I ask around—what’s a good way to get my mandatory extracurricular? No one has some easy answer in hand, or hidden behind their back in another hand, no suggestion for a purpose I might find. I’ve got to change my class schedule in order to be involved with service, or I’ve got to change my perspective, get a little bit competitive, give half a shit about something other than myself and maintaining my trademarked objectivity. It’s too late to apply, it’s time now just to fold myself up on my futon and take one of my famous naps.

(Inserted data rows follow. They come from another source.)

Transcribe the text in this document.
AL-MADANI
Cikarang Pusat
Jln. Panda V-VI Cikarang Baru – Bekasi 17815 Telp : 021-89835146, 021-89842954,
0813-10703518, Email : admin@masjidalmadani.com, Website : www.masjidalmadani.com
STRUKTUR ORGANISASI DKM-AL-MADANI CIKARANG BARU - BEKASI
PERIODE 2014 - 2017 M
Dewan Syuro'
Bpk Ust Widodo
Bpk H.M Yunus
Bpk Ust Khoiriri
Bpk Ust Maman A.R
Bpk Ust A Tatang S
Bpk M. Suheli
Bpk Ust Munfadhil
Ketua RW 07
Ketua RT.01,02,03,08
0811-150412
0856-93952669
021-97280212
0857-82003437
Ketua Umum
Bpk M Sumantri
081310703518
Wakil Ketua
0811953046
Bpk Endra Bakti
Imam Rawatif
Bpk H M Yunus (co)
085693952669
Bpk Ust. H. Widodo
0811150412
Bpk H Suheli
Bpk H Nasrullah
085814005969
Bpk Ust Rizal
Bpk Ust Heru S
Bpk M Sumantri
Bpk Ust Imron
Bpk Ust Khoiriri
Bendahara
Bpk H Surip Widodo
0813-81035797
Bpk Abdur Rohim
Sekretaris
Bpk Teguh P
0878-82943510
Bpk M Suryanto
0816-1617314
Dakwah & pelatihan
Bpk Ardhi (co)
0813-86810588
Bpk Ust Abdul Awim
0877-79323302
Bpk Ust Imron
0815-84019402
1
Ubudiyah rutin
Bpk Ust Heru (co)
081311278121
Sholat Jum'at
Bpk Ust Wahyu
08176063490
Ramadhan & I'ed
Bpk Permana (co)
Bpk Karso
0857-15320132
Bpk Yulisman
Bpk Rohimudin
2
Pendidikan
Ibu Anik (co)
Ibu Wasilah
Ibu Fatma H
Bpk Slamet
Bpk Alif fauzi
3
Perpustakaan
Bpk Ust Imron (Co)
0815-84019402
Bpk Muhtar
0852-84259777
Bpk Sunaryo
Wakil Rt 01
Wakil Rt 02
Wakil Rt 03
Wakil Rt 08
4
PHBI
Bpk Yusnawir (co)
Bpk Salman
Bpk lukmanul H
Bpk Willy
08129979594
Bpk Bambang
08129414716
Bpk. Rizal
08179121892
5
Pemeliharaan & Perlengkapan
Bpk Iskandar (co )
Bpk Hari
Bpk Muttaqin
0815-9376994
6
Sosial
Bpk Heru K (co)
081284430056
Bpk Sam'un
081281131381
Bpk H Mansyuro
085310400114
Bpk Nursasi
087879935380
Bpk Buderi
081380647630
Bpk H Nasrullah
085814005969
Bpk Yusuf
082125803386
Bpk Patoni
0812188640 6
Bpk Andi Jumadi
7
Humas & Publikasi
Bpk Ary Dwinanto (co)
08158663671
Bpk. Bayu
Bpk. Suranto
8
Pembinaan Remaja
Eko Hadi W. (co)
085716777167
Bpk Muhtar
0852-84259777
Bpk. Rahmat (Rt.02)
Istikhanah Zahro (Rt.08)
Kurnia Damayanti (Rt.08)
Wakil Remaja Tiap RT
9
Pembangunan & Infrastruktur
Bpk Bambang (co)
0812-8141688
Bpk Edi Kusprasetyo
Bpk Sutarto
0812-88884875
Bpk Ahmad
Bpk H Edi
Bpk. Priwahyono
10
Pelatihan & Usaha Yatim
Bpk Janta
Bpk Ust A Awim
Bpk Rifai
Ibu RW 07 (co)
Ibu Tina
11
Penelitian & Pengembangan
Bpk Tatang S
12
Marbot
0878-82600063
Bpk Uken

I want to represent my sorority well—we are smart, we are pretty, we are well behaved and balanced. And I do so far, but not in all the ways I can. I write a $75 check, which my mother will probably reimburse, and I join the honor society. One down, dude, and one more to go. It isn’t going to be that hard to find another. It won’t be hard to align myself with a bigger purpose, just like I did during recruitment. And if it is, if any of it is, I’ll just let the difficulty, or the disappointment—or maybe the joy of fulfillment—go.